Les groupes français Areva et Vinci ont décidé vendredi d'évacuer tous leurs expatriés du nord du Niger, alors que des soupçons pèsent sur des "complicités" dans la sécurité du site d'Arlit, où cinq Français et deux Africains ont été enlevés la veille.

Les salariés étrangers travaillant dans cette zone stratégique pour la production d'uranium étaient en cours de transfert vers Niamey.Ceux qui le désirent pourront être rapatriés en France, où sont déjà arrivés vendredi matin 14 employés d'Areva, a-t-on appris auprès des deux entreprises.

Les premiers concernés par l'évacuation sont les expatriés du site d'extraction d'uranium d'Arlit, à 1.000 km au nord-est de Niamey.Tous devraient avoir regagné la capitale nigérienne d'ici la fin du week-end, selon Areva et Vinci.

Areva, géant français du nucléaire, et Vinci, groupe de construction qui opère au Niger via sa filiale Satom, se sont aussi résolus à évacuer leurs expatriés de l'autre site du nord du pays, la future mine géante d'uranium d'Imouraren, à 80 km d'Arlit.

Ces évacuations interviennent au moment où des soupçons commencent à peser sur la sécurité du site d'Arlit.

Selon une source proche de l'enquête nigérienne, le groupe armé qui a enlevé les otages dans la nuit de mercredi à jeudi à leur domicile, dans des quartiers sécurisés du site, a bénéficié de "complicités internes" au dispositif sécuritaire sur place. "Ce qui est sûr, c'est que les ravisseurs étaient bien renseignés", a déclaré une autre source proche du dossier."Il y a des choses bizarres.On s'étonne un tout petit peu que les portes se soient ouvertes aussi facilement dans le camp de Satom", a-t-elle ajouté.

Interrogé, Areva a refusé de commenter ces "rumeurs".

Le frère d'un des Français enlevés a affirmé à l'AFP que l'otage, Daniel Larribe, "avait des craintes qui se sont hélas confirmées" au sujet de sa sécurité."Il me disait souvent que sa mission devenait de plus en plus difficile à assumer au Niger", a-t-il ajouté.

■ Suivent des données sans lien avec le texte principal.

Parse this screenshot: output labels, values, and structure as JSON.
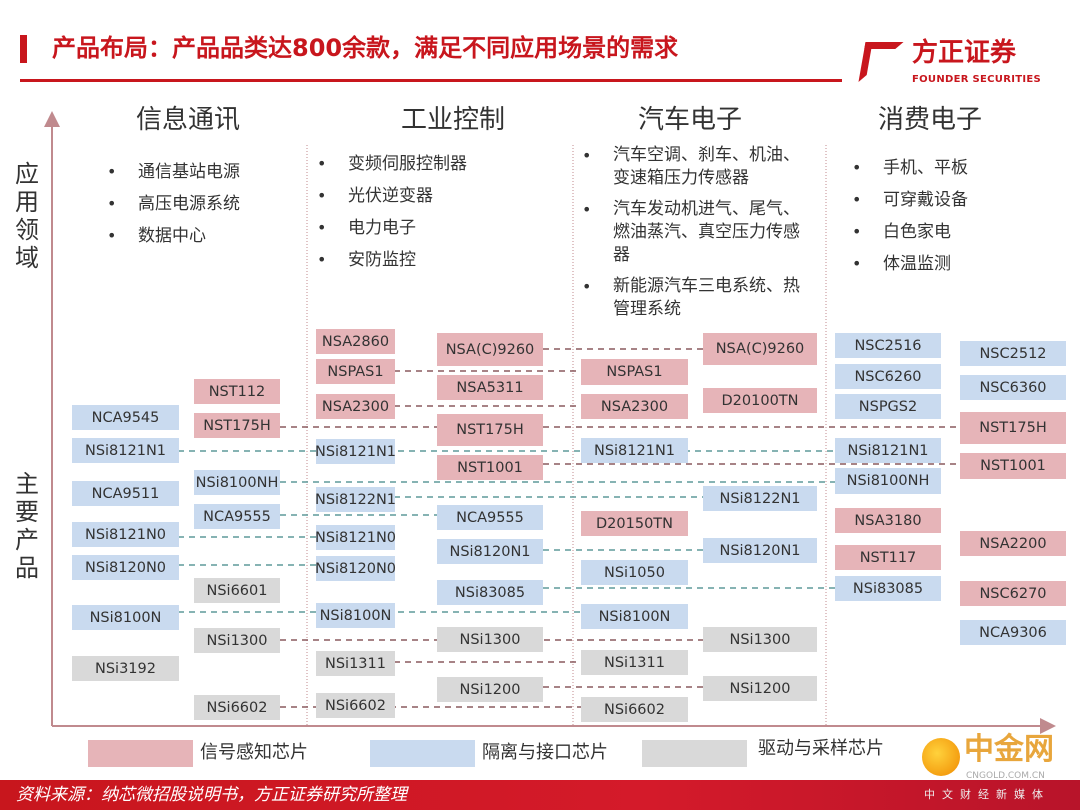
{
  "title": "产品布局：产品品类达800余款，满足不同应用场景的需求",
  "logo": {
    "cn": "方正证券",
    "en": "FOUNDER SECURITIES"
  },
  "axis_labels": {
    "application": "应用领域",
    "products": "主要产品"
  },
  "colors": {
    "signal": "#e6b4b8",
    "isolation": "#c9daef",
    "driver": "#d9d9d9",
    "brand": "#c8161d"
  },
  "columns": [
    {
      "header": "信息通讯",
      "bullets": [
        "通信基站电源",
        "高压电源系统",
        "数据中心"
      ]
    },
    {
      "header": "工业控制",
      "bullets": [
        "变频伺服控制器",
        "光伏逆变器",
        "电力电子",
        "安防监控"
      ]
    },
    {
      "header": "汽车电子",
      "bullets": [
        "汽车空调、刹车、机油、变速箱压力传感器",
        "汽车发动机进气、尾气、燃油蒸汽、真空压力传感器",
        "新能源汽车三电系统、热管理系统"
      ]
    },
    {
      "header": "消费电子",
      "bullets": [
        "手机、平板",
        "可穿戴设备",
        "白色家电",
        "体温监测"
      ]
    }
  ],
  "products": [
    {
      "label": "NCA9545",
      "type": "blue"
    },
    {
      "label": "NSi8121N1",
      "type": "blue"
    },
    {
      "label": "NCA9511",
      "type": "blue"
    },
    {
      "label": "NSi8121N0",
      "type": "blue"
    },
    {
      "label": "NSi8120N0",
      "type": "blue"
    },
    {
      "label": "NSi8100N",
      "type": "blue"
    },
    {
      "label": "NSi3192",
      "type": "gray"
    },
    {
      "label": "NST112",
      "type": "red"
    },
    {
      "label": "NST175H",
      "type": "red"
    },
    {
      "label": "NSi8100NH",
      "type": "blue"
    },
    {
      "label": "NCA9555",
      "type": "blue"
    },
    {
      "label": "NSi6601",
      "type": "gray"
    },
    {
      "label": "NSi1300",
      "type": "gray"
    },
    {
      "label": "NSi6602",
      "type": "gray"
    },
    {
      "label": "NSA2860",
      "type": "red"
    },
    {
      "label": "NSPAS1",
      "type": "red"
    },
    {
      "label": "NSA2300",
      "type": "red"
    },
    {
      "label": "NSi8121N1",
      "type": "blue"
    },
    {
      "label": "NSi8122N1",
      "type": "blue"
    },
    {
      "label": "NSi8121N0",
      "type": "blue"
    },
    {
      "label": "NSi8120N0",
      "type": "blue"
    },
    {
      "label": "NSi8100N",
      "type": "blue"
    },
    {
      "label": "NSi1311",
      "type": "gray"
    },
    {
      "label": "NSi6602",
      "type": "gray"
    },
    {
      "label": "NSA(C)9260",
      "type": "red"
    },
    {
      "label": "NSA5311",
      "type": "red"
    },
    {
      "label": "NST175H",
      "type": "red"
    },
    {
      "label": "NST1001",
      "type": "red"
    },
    {
      "label": "NCA9555",
      "type": "blue"
    },
    {
      "label": "NSi8120N1",
      "type": "blue"
    },
    {
      "label": "NSi83085",
      "type": "blue"
    },
    {
      "label": "NSi1300",
      "type": "gray"
    },
    {
      "label": "NSi1200",
      "type": "gray"
    },
    {
      "label": "NSPAS1",
      "type": "red"
    },
    {
      "label": "NSA2300",
      "type": "red"
    },
    {
      "label": "NSi8121N1",
      "type": "blue"
    },
    {
      "label": "D20150TN",
      "type": "red"
    },
    {
      "label": "NSi1050",
      "type": "blue"
    },
    {
      "label": "NSi8100N",
      "type": "blue"
    },
    {
      "label": "NSi1311",
      "type": "gray"
    },
    {
      "label": "NSi6602",
      "type": "gray"
    },
    {
      "label": "NSA(C)9260",
      "type": "red"
    },
    {
      "label": "D20100TN",
      "type": "red"
    },
    {
      "label": "NSi8122N1",
      "type": "blue"
    },
    {
      "label": "NSi8120N1",
      "type": "blue"
    },
    {
      "label": "NSi1300",
      "type": "gray"
    },
    {
      "label": "NSi1200",
      "type": "gray"
    },
    {
      "label": "NSC2516",
      "type": "blue"
    },
    {
      "label": "NSC6260",
      "type": "blue"
    },
    {
      "label": "NSPGS2",
      "type": "blue"
    },
    {
      "label": "NSi8121N1",
      "type": "blue"
    },
    {
      "label": "NSi8100NH",
      "type": "blue"
    },
    {
      "label": "NSA3180",
      "type": "red"
    },
    {
      "label": "NST117",
      "type": "red"
    },
    {
      "label": "NSi83085",
      "type": "blue"
    },
    {
      "label": "NSC2512",
      "type": "blue"
    },
    {
      "label": "NSC6360",
      "type": "blue"
    },
    {
      "label": "NST175H",
      "type": "red"
    },
    {
      "label": "NST1001",
      "type": "red"
    },
    {
      "label": "NSA2200",
      "type": "red"
    },
    {
      "label": "NSC6270",
      "type": "red"
    },
    {
      "label": "NCA9306",
      "type": "blue"
    }
  ],
  "legend": [
    {
      "label": "信号感知芯片",
      "type": "red"
    },
    {
      "label": "隔离与接口芯片",
      "type": "blue"
    },
    {
      "label": "驱动与采样芯片",
      "type": "gray"
    }
  ],
  "source": "资料来源：纳芯微招股说明书，方正证券研究所整理",
  "watermark": {
    "cn": "中金网",
    "en": "CNGOLD.COM.CN",
    "sub": "中文财经新媒体"
  }
}
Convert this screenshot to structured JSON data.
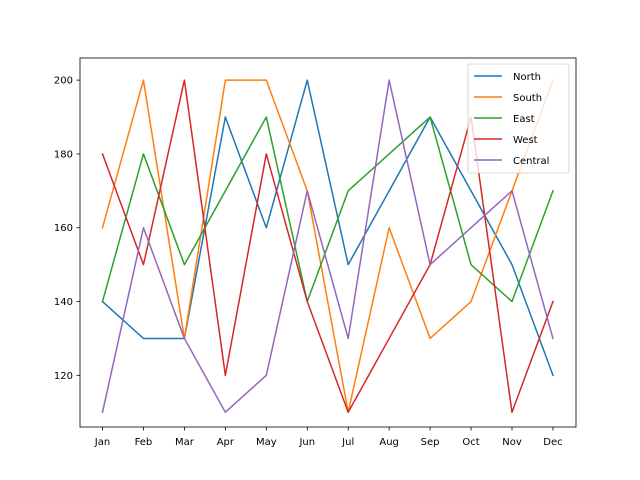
{
  "chart_data": {
    "type": "line",
    "title": "",
    "xlabel": "",
    "ylabel": "",
    "categories": [
      "Jan",
      "Feb",
      "Mar",
      "Apr",
      "May",
      "Jun",
      "Jul",
      "Aug",
      "Sep",
      "Oct",
      "Nov",
      "Dec"
    ],
    "ylim": [
      106,
      206
    ],
    "yticks": [
      120,
      140,
      160,
      180,
      200
    ],
    "ytick_labels": [
      "120",
      "140",
      "160",
      "180",
      "200"
    ],
    "grid": false,
    "legend": "top-right",
    "series": [
      {
        "name": "North",
        "color": "#1f77b4",
        "values": [
          140,
          130,
          130,
          190,
          160,
          200,
          150,
          170,
          190,
          170,
          150,
          120
        ]
      },
      {
        "name": "South",
        "color": "#ff7f0e",
        "values": [
          160,
          200,
          130,
          200,
          200,
          170,
          110,
          160,
          130,
          140,
          170,
          200
        ]
      },
      {
        "name": "East",
        "color": "#2ca02c",
        "values": [
          140,
          180,
          150,
          170,
          190,
          140,
          170,
          180,
          190,
          150,
          140,
          170
        ]
      },
      {
        "name": "West",
        "color": "#d62728",
        "values": [
          180,
          150,
          200,
          120,
          180,
          140,
          110,
          130,
          150,
          190,
          110,
          140
        ]
      },
      {
        "name": "Central",
        "color": "#9467bd",
        "values": [
          110,
          160,
          130,
          110,
          120,
          170,
          130,
          200,
          150,
          160,
          170,
          130
        ]
      }
    ]
  }
}
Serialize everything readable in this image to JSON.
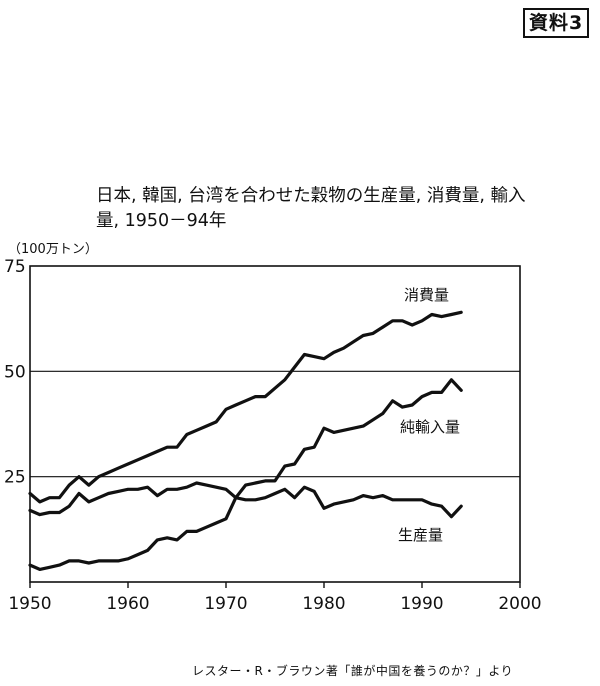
{
  "badge": "資料3",
  "title": "日本, 韓国, 台湾を合わせた穀物の生産量, 消費量, 輸入量, 1950－94年",
  "unit": "（100万トン）",
  "source": "レスター・R・ブラウン著「誰が中国を養うのか？」より",
  "chart_data": {
    "type": "line",
    "title": "日本, 韓国, 台湾を合わせた穀物の生産量, 消費量, 輸入量, 1950－94年",
    "xlabel": "",
    "ylabel": "（100万トン）",
    "xlim": [
      1950,
      2000
    ],
    "ylim": [
      0,
      75
    ],
    "x_ticks": [
      "1950",
      "1960",
      "1970",
      "1980",
      "1990",
      "2000"
    ],
    "y_ticks": [
      "25",
      "50",
      "75"
    ],
    "grid_y": [
      25,
      50
    ],
    "x": [
      1950,
      1951,
      1952,
      1953,
      1954,
      1955,
      1956,
      1957,
      1958,
      1959,
      1960,
      1961,
      1962,
      1963,
      1964,
      1965,
      1966,
      1967,
      1968,
      1969,
      1970,
      1971,
      1972,
      1973,
      1974,
      1975,
      1976,
      1977,
      1978,
      1979,
      1980,
      1981,
      1982,
      1983,
      1984,
      1985,
      1986,
      1987,
      1988,
      1989,
      1990,
      1991,
      1992,
      1993,
      1994
    ],
    "series": [
      {
        "name": "消費量",
        "values": [
          21,
          19,
          20,
          20,
          23,
          25,
          23,
          25,
          26,
          27,
          28,
          29,
          30,
          31,
          32,
          32,
          35,
          36,
          37,
          38,
          41,
          42,
          43,
          44,
          44,
          46,
          48,
          51,
          54,
          53.5,
          53,
          54.5,
          55.5,
          57,
          58.5,
          59,
          60.5,
          62,
          62,
          61,
          62,
          63.5,
          63,
          63.5,
          64
        ]
      },
      {
        "name": "純輸入量",
        "values": [
          4,
          3,
          3.5,
          4,
          5,
          5,
          4.5,
          5,
          5,
          5,
          5.5,
          6.5,
          7.5,
          10,
          10.5,
          10,
          12,
          12,
          13,
          14,
          15,
          20,
          23,
          23.5,
          24,
          24,
          27.5,
          28,
          31.5,
          32,
          36.5,
          35.5,
          36,
          36.5,
          37,
          38.5,
          40,
          43,
          41.5,
          42,
          44,
          45,
          45,
          48,
          45.5
        ]
      },
      {
        "name": "生産量",
        "values": [
          17,
          16,
          16.5,
          16.5,
          18,
          21,
          19,
          20,
          21,
          21.5,
          22,
          22,
          22.5,
          20.5,
          22,
          22,
          22.5,
          23.5,
          23,
          22.5,
          22,
          20,
          19.5,
          19.5,
          20,
          21,
          22,
          20,
          22.5,
          21.5,
          17.5,
          18.5,
          19,
          19.5,
          20.5,
          20,
          20.5,
          19.5,
          19.5,
          19.5,
          19.5,
          18.5,
          18,
          15.5,
          18
        ]
      }
    ]
  }
}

Niamey et Paris soupçonnent Al-Qaïda au Maghreb islamique (Aqmi), qui a déjà pris des Occidentaux en otages dans la région, d'être derrière ces enlèvements.Le 25 juillet, Aqmi avait annoncé l'exécution d'un Français de 78 ans, Michel Germaneau, kidnappé le 19 avril dans le nord du Niger.

Les sept personnes enlevées jeudi à Arlit sont un employé d'Areva et son épouse, tous deux Français, et cinq collaborateurs de Satom (trois Français, un Togolais et un Malgache).Elles se trouvent actuellement dans le désert malien, selon des sources sécuritaires nigériennes et algériennes.

Des combats opposaient vendredi soir l'armée mauritanienne et des éléments d'Aqmi "en territoire malien" à une centaine de kilomètres au nord de Tombouctou, ont indiqué à l'AFP des sources sécuritaires malienne et mauritanienne.

Des sources, malienne et mauritanienne, n'ont pas évoqué de lien avec l'affaire de l'enlèvement de cinq Français et deux Africains. Le Niger est un pays stratégique pour Areva, qui y extrait près de la moitié de son uranium.Présent depuis 40 ans dans le pays, le groupe nucléaire français y emploie quelque 2.500 personnes, dont une cinquantaine de Français.

Pour sa part, le ministre français de la Défense, Hervé Morin, a annoncé à l'AFP qu'il allait abréger sa visite au Canada et rentrer à Paris vendredi pour participer à la gestion de l'affaire des otages français.